A class action lawsuit has been filed in Canada on behalf of patients who were allegedly harmed by Ethicon, Inc.’s Physiomesh Flexible Composite Mesh products. The hernia patches named in the complaint were pulled from the global market last year, after data indicated the devices were associated with a high rate of complications when used in laparoscopic ventral hernia repair.
According to CTV News, as many as 30,000 Canadians may have received Physiomesh Flexible Composite Mesh during hernia repair surgery. The class action complaint charges that the hernia patch suffers from design defects that cause the mesh to contract, tear, or migrate. Plaintiffs are alleged to have suffered from perforations, abscesses, adhesions, infections and other complications that require revision surgery to remove the mesh.
“The pain is always there,” plaintiff Colleen Copland told CTV News. “It feels like my insides are going to explode.”
“If I cough or sneeze I have to hold my stomach. It is a horrible pain, to be honest,” the 34-year-old added.
Copland received Physiomesh Flexible Composite Mesh during hernia surgery in February 2016. The hernia patch has since stretched, leading to recurrence. Copland is currently awaiting a second surgery to remove the mesh.

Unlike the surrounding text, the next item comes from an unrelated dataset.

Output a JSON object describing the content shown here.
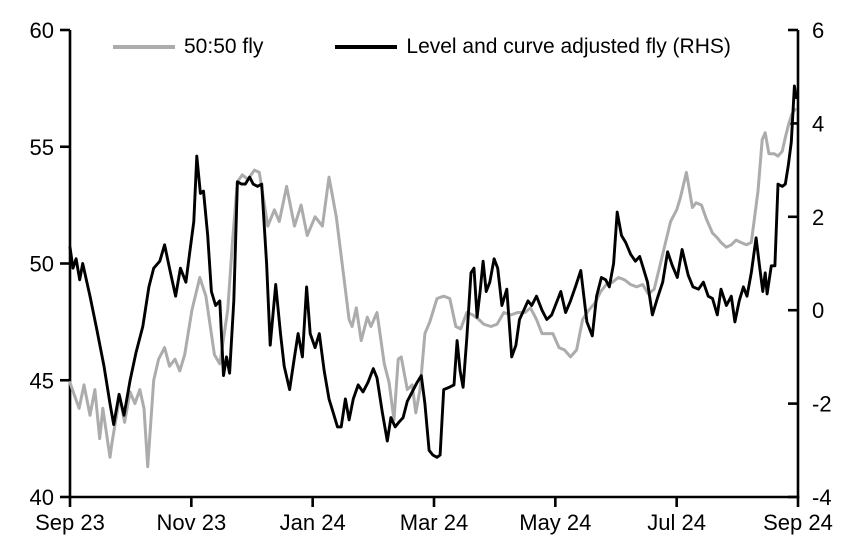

Ethicon announced a worldwide market withdrawal of Physiomesh Flexible Composite Mesh in May 2016, after unpublished data from two European hernia registries suggested the products were associated with higher average recurrence and revision rates in laparoscopic ventral hernia repair versus comparable meshes. Ethicon was unable to determine the cause of this issue, but noted that it could be due to product characteristics, as well as operative and patient factors.
Ethicon’s action has also sparked litigation in the U.S. On March 9th, plaintiffs pursuing Physiomesh lawsuits in federal courts around the nation asked the U.S. Judicial Panel on Multidistrict Litigation (JPML) to centralize all federally-filed cases before a single judge in the U.S. District Court, Middle District of Florida. The petition noted that there were at least 18 Physiomesh claims pending in federal courts in Florida, Colorado, Illinois, Georgia, Massachusetts, South Carolina, Oklahoma and New Jersey.
Plaintiffs point out that more than 330,000 Physiomesh devices were sold worldwide since the patches were brought to market in 2010, and assert that approximately 50%of those products were sold in the U.S. They predict that hundreds of additional hernia mesh lawsuits involving Physiomesh products will be filed in the future, and contend that centralization of the federal docket will promote judicial efficiency and preserve the resources of the courts, parties and witness involved in the litigation.